In 1943 Mr. J Gilbert Mills was appointed Organist and Choirmaster. A well-known recitalist in his day, and a one-time Birmingham deputy City Organist and a frequent broadcaster from the Church of the Messiah in Birmingham, Mr. Mills set about the improvement of the organ as soon as possible after the end of the war in 1945. Under his guidance the instrument was comprehensively reconstructed by Robert Spurden Rutt & Co. of London in 1947. The Swell chest was turned round to bring the Trumpet rank to the front of the box, the Trumpet was fitted with harmonic trebles and a Vox Angelica was added. The case front was widened and moved eastward together with the console. The original 4-slide Great windchest was retained and used for the 8ft. Open Diapason, a new 4ft. Principal, a second-hand 8ft. Gemshorn (to tenor C only because of lack of space for the bottom octave) and an 8ft. Stopped Diapason which replaced the earlier stop of the same name. A new unit chest was provided to accommodate the 4ft. Flute removed from the old slider chest together with two octaves of new Bourdon pipes to give Bourdon 16, Flute 8 and Flute 4 on Great and Pedal. Further unit chests were provided for the old 16ft. Violon and 8ft. Geigen with two new octaves of pipes to make up a 97-note unit giving Violon 16, Geigen 8, Octave Geigen 4 and Fifteenth 2 on the Great; and Violon 16, Cello 8, Prestant 4 on the Pedal. The Pedal Bourdon was extended by an octave of pipes from an old cinema organ to give Sub-bass 16 and Major Flute 8. The action was converted to electro-pneumatic with a stop-key console and second-hand Rockingham blower installed. Some time later the necessary action switchers were provided to give Pedal Quint 10⅔ from the Bourdon unit.
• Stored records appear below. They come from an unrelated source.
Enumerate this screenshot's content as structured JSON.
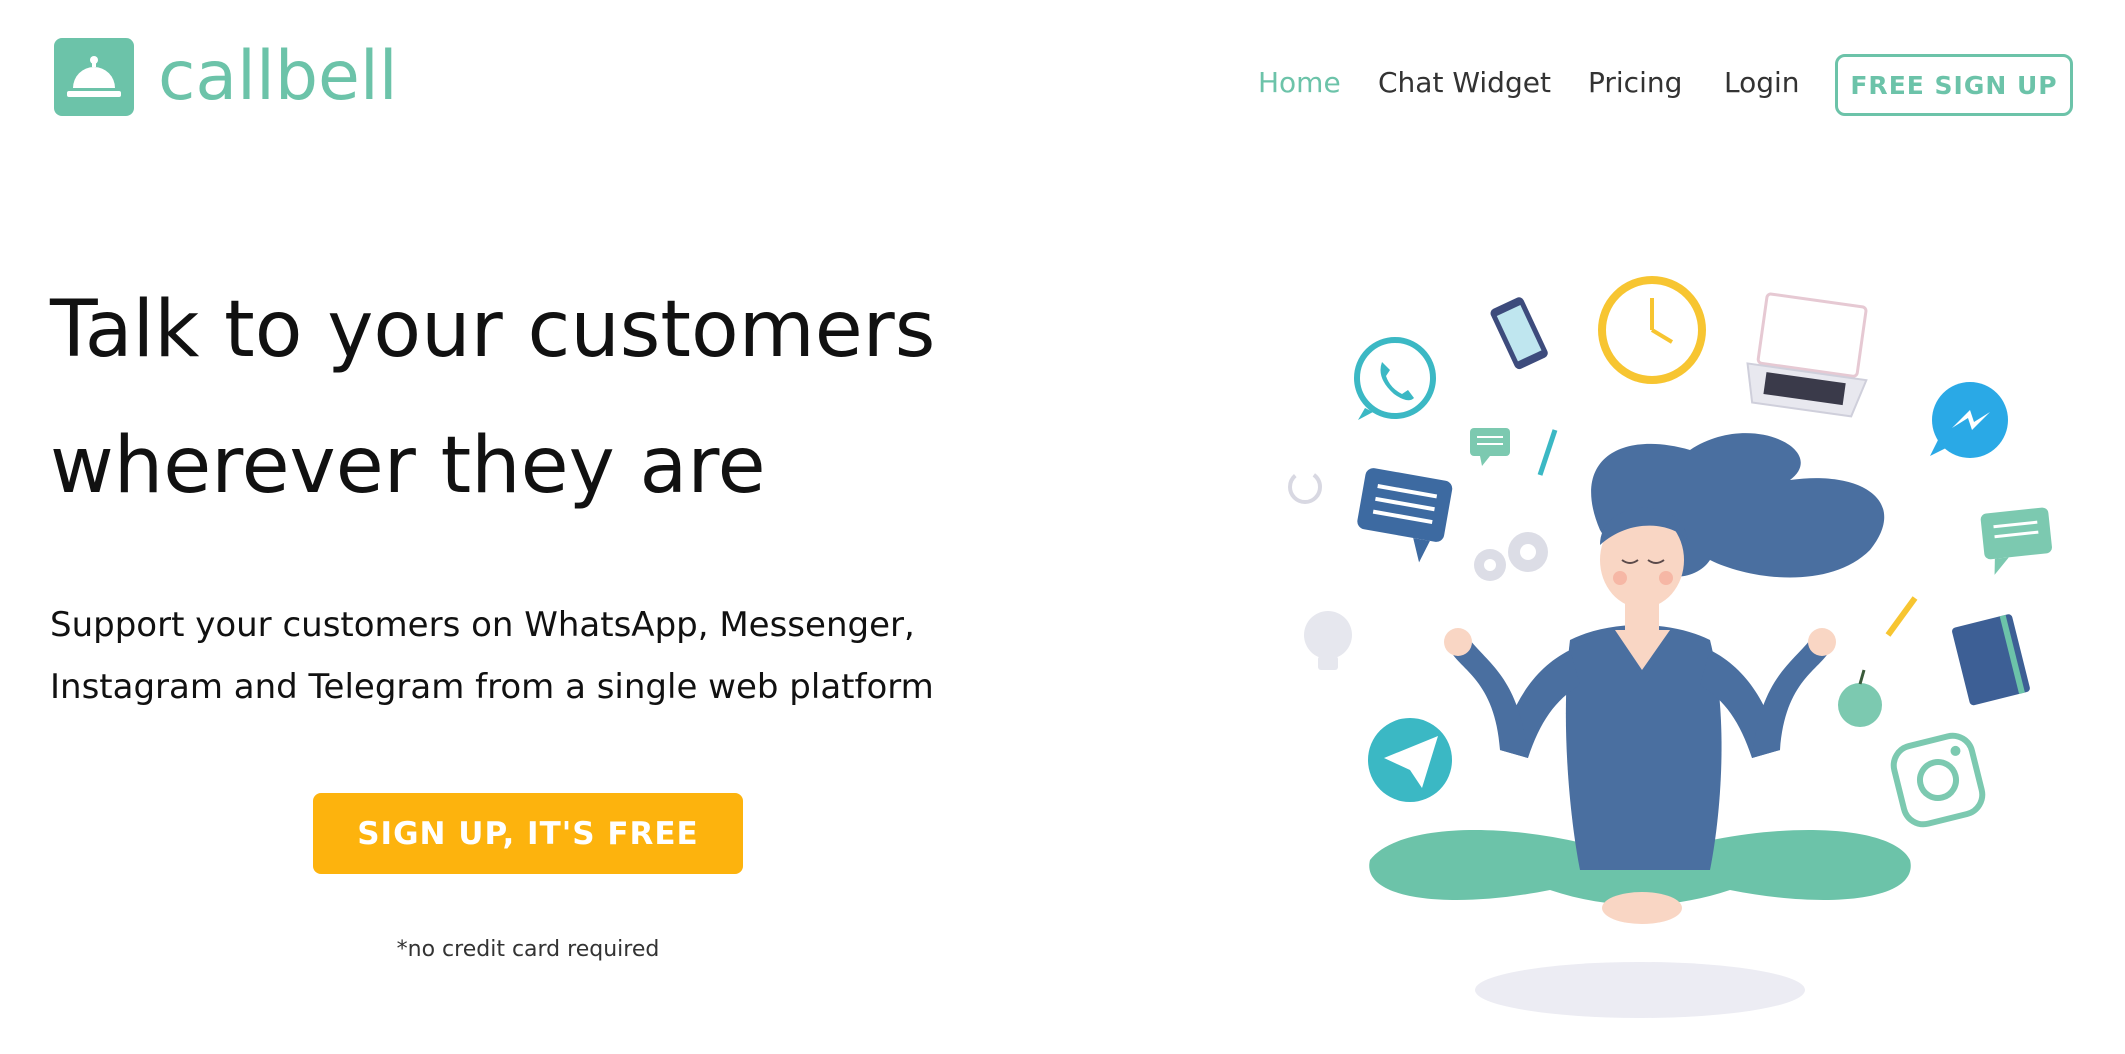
{
  "brand": {
    "name": "callbell",
    "color": "#6cc3a9"
  },
  "nav": {
    "items": [
      {
        "label": "Home",
        "active": true
      },
      {
        "label": "Chat Widget",
        "active": false
      },
      {
        "label": "Pricing",
        "active": false
      },
      {
        "label": "Login",
        "active": false
      }
    ],
    "cta_label": "FREE SIGN UP"
  },
  "hero": {
    "headline_line1": "Talk to your customers",
    "headline_line2": "wherever they are",
    "sub_line1": "Support your customers on WhatsApp, Messenger,",
    "sub_line2": "Instagram and Telegram from a single web platform",
    "cta_label": "SIGN UP, IT'S FREE",
    "cta_color": "#fdb30d",
    "note": "*no credit card required"
  },
  "illustration": {
    "subject": "meditating-woman",
    "icons": [
      "whatsapp-icon",
      "phone-icon",
      "clock-icon",
      "laptop-icon",
      "messenger-icon",
      "chat-bubble-icon",
      "pencil-icon",
      "gear-icon",
      "lightbulb-icon",
      "notebook-icon",
      "apple-icon",
      "telegram-icon",
      "instagram-icon"
    ]
  }
}
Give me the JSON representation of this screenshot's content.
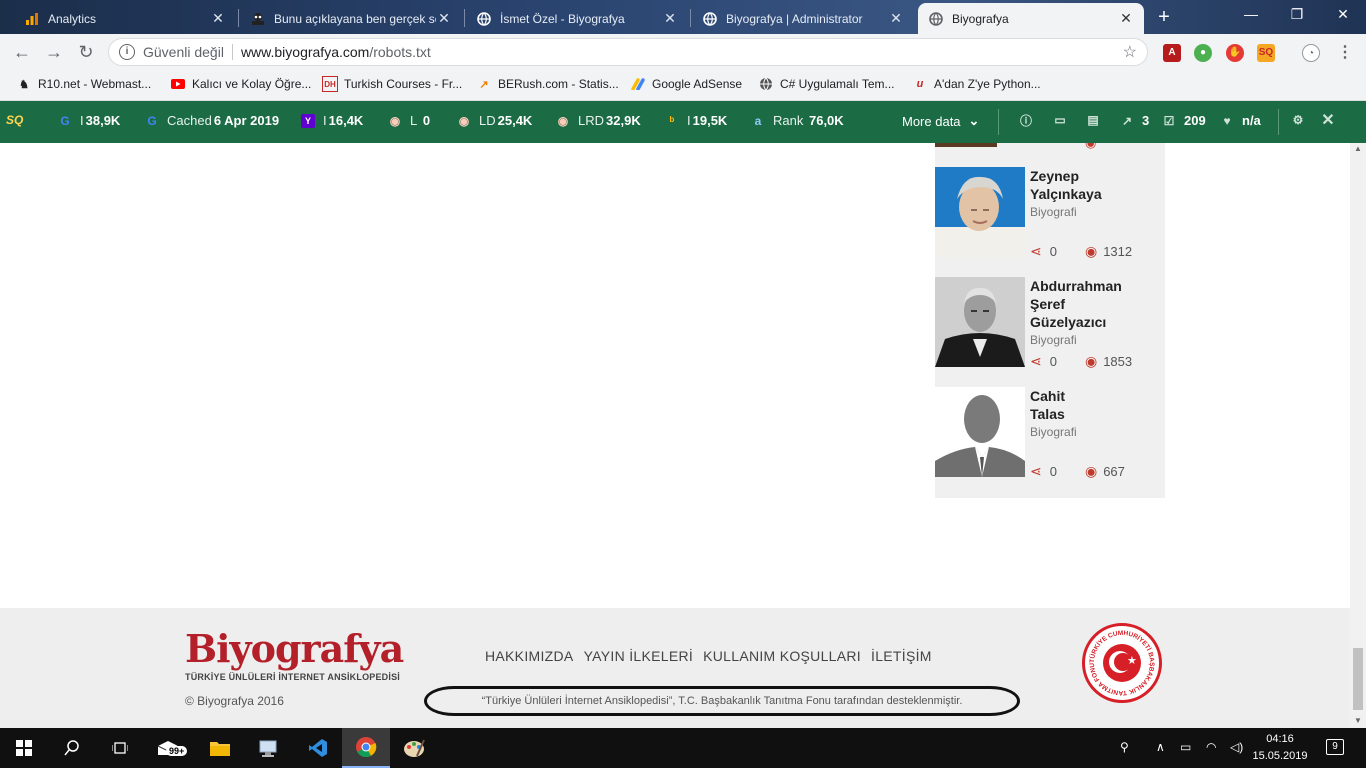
{
  "browser": {
    "tabs": [
      {
        "title": "Analytics",
        "icon": "analytics-icon"
      },
      {
        "title": "Bunu açıklayana ben gerçek se",
        "icon": "spy-icon"
      },
      {
        "title": "İsmet Özel - Biyografya",
        "icon": "globe-icon"
      },
      {
        "title": "Biyografya | Administrator",
        "icon": "globe-icon"
      },
      {
        "title": "Biyografya",
        "icon": "globe-icon",
        "active": true
      }
    ],
    "omnibox": {
      "security": "Güvenli değil",
      "domain": "www.biyografya.com",
      "path": "/robots.txt"
    },
    "bookmarks": [
      {
        "label": "R10.net - Webmast...",
        "icon": "r10-icon"
      },
      {
        "label": "Kalıcı ve Kolay Öğre...",
        "icon": "youtube-icon"
      },
      {
        "label": "Turkish Courses - Fr...",
        "icon": "dil-icon"
      },
      {
        "label": "BERush.com - Statis...",
        "icon": "berush-icon"
      },
      {
        "label": "Google AdSense",
        "icon": "adsense-icon"
      },
      {
        "label": "C# Uygulamalı Tem...",
        "icon": "globe-icon"
      },
      {
        "label": "A'dan Z'ye Python...",
        "icon": "udemy-icon"
      }
    ]
  },
  "seoquake": {
    "logo": "SQ",
    "metrics": [
      {
        "label": "I",
        "value": "38,9K",
        "icon": "google-icon"
      },
      {
        "label": "Cached",
        "value": "6 Apr 2019",
        "icon": "google-icon"
      },
      {
        "label": "I",
        "value": "16,4K",
        "icon": "yahoo-icon"
      },
      {
        "label": "L",
        "value": "0",
        "icon": "semrush-icon"
      },
      {
        "label": "LD",
        "value": "25,4K",
        "icon": "semrush-icon"
      },
      {
        "label": "LRD",
        "value": "32,9K",
        "icon": "semrush-icon"
      },
      {
        "label": "I",
        "value": "19,5K",
        "icon": "bing-icon"
      },
      {
        "label": "Rank",
        "value": "76,0K",
        "icon": "alexa-icon"
      }
    ],
    "more": "More data",
    "right": [
      {
        "value": "3",
        "icon": "external-links-icon"
      },
      {
        "value": "209",
        "icon": "internal-links-icon"
      },
      {
        "value": "n/a",
        "icon": "heart-icon"
      }
    ]
  },
  "sidebar": {
    "cards": [
      {
        "name": [
          "Zeynep",
          "Yalçınkaya"
        ],
        "category": "Biyografi",
        "shares": "0",
        "views": "1312"
      },
      {
        "name": [
          "Abdurrahman",
          "Şeref",
          "Güzelyazıcı"
        ],
        "category": "Biyografi",
        "shares": "0",
        "views": "1853"
      },
      {
        "name": [
          "Cahit",
          "Talas"
        ],
        "category": "Biyografi",
        "shares": "0",
        "views": "667"
      }
    ]
  },
  "footer": {
    "logo": "Biyografya",
    "logo_sub": "TÜRKİYE ÜNLÜLERİ İNTERNET ANSİKLOPEDİSİ",
    "copyright": "© Biyografya 2016",
    "nav": [
      "HAKKIMIZDA",
      "YAYIN İLKELERİ",
      "KULLANIM KOŞULLARI",
      "İLETİŞİM"
    ],
    "support": "“Türkiye Ünlüleri İnternet Ansiklopedisi”, T.C. Başbakanlık Tanıtma Fonu tarafından desteklenmiştir.",
    "seal_text": "TÜRKİYE CUMHURİYETİ BAŞBAKANLIK TANITMA FONU"
  },
  "taskbar": {
    "mail_badge": "99+",
    "time": "04:16",
    "date": "15.05.2019",
    "notifications": "9"
  },
  "colors": {
    "seo_bar": "#1b6b45",
    "brand_red": "#b3202a",
    "accent_red": "#c0392b"
  }
}
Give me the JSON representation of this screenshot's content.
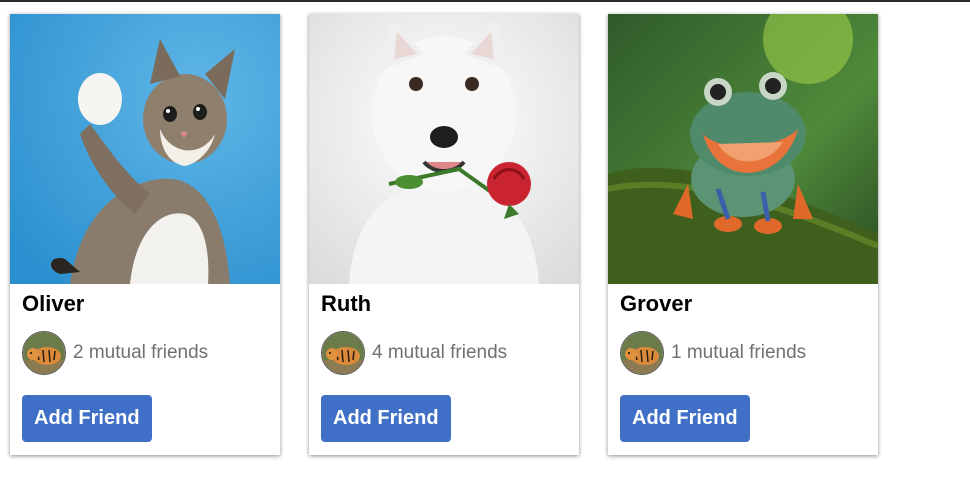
{
  "colors": {
    "button_bg": "#3f6fc6",
    "button_text": "#ffffff",
    "name_text": "#000000",
    "mutual_text": "#707070"
  },
  "cards": [
    {
      "name": "Oliver",
      "photo_icon": "cat-photo",
      "avatar_icon": "tiger-avatar",
      "mutual_friends": "2 mutual friends",
      "button_label": "Add Friend"
    },
    {
      "name": "Ruth",
      "photo_icon": "dog-photo",
      "avatar_icon": "tiger-avatar",
      "mutual_friends": "4 mutual friends",
      "button_label": "Add Friend"
    },
    {
      "name": "Grover",
      "photo_icon": "frog-photo",
      "avatar_icon": "tiger-avatar",
      "mutual_friends": "1 mutual friends",
      "button_label": "Add Friend"
    }
  ]
}
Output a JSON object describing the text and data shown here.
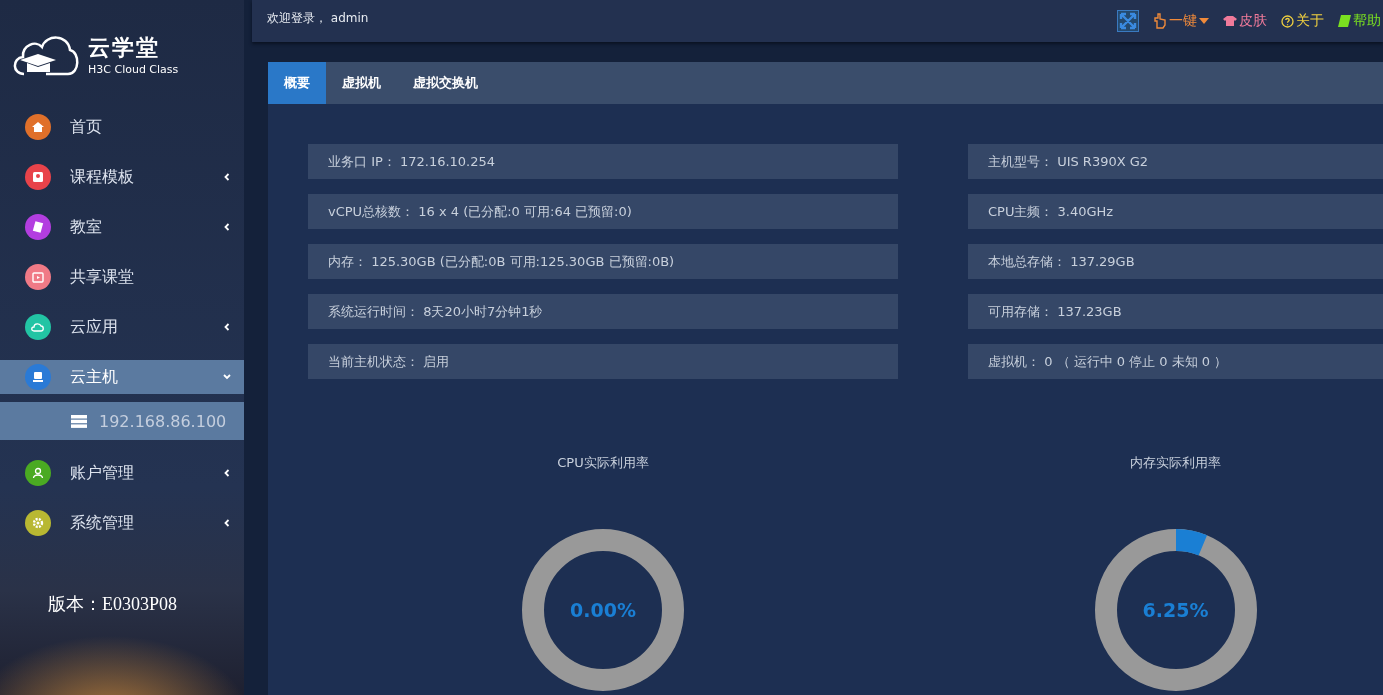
{
  "logo": {
    "title": "云学堂",
    "subtitle": "H3C Cloud Class"
  },
  "sidebar": {
    "items": [
      {
        "label": "首页",
        "color": "#e0702a",
        "kind": "link",
        "selected": false
      },
      {
        "label": "课程模板",
        "color": "#e8434a",
        "kind": "submenu",
        "expanded": false,
        "selected": false
      },
      {
        "label": "教室",
        "color": "#b33ee0",
        "kind": "submenu",
        "expanded": false,
        "selected": false
      },
      {
        "label": "共享课堂",
        "color": "#f07a86",
        "kind": "link",
        "selected": false
      },
      {
        "label": "云应用",
        "color": "#22c4a4",
        "kind": "submenu",
        "expanded": false,
        "selected": false
      },
      {
        "label": "云主机",
        "color": "#2a7ad6",
        "kind": "submenu",
        "expanded": true,
        "selected": true,
        "children": [
          {
            "label": "192.168.86.100",
            "selected": true
          }
        ]
      },
      {
        "label": "账户管理",
        "color": "#4aaa22",
        "kind": "submenu",
        "expanded": false,
        "selected": false
      },
      {
        "label": "系统管理",
        "color": "#b8b832",
        "kind": "submenu",
        "expanded": false,
        "selected": false
      }
    ]
  },
  "version": "版本：E0303P08",
  "header": {
    "welcome": "欢迎登录， admin",
    "actions": [
      {
        "label": "一键",
        "kind": "dropdown",
        "color": "#f08a3a"
      },
      {
        "label": "皮肤",
        "kind": "skin",
        "color": "#f07a9a"
      },
      {
        "label": "关于",
        "kind": "about",
        "color": "#f0d040"
      },
      {
        "label": "帮助",
        "kind": "help",
        "color": "#7ae020"
      }
    ]
  },
  "tabs": [
    {
      "label": "概要",
      "selected": true
    },
    {
      "label": "虚拟机",
      "selected": false
    },
    {
      "label": "虚拟交换机",
      "selected": false
    }
  ],
  "info_left": [
    "业务口 IP： 172.16.10.254",
    "vCPU总核数： 16 x 4 (已分配:0 可用:64 已预留:0)",
    "内存： 125.30GB (已分配:0B 可用:125.30GB 已预留:0B)",
    "系统运行时间： 8天20小时7分钟1秒",
    "当前主机状态： 启用"
  ],
  "info_right": [
    "主机型号： UIS R390X G2",
    "CPU主频： 3.40GHz",
    "本地总存储： 137.29GB",
    "可用存储： 137.23GB",
    "虚拟机： 0 （ 运行中 0 停止 0 未知 0 ）"
  ],
  "gauges": [
    {
      "title": "CPU实际利用率",
      "level": 0,
      "reading": "0.00%"
    },
    {
      "title": "内存实际利用率",
      "level": 0.0625,
      "reading": "6.25%"
    }
  ]
}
The organ remained in this state (12 x Great, 10 x Swell, 9 x Pedal) until 1957.
In 1957 the 5-stop Chancel organ was added, played from the console attached to the main organ in the West gallery by addition of a third manual obtained from a redundant Compton cinema organ. It is enclosed in a swell box and has its own blower. The Chancel organ had originally been constructed by Rutt as part of the replacement organ for a London Methodist church which had been destroyed in the war. A change in the building plan resulted in the organ being too big for the space available; on learning this and seeing the organ part-completed in Rutt’s works Mr. Mills bought it, together with five ranks of used pipework which he chose from Rutts’ stock, and it was duly installed in St. Michael’s church. The simple pipe-front of the Chancel organ was given to Mr. Mills by the organ building firm Nicholsons of Worcester and he presented it to the church.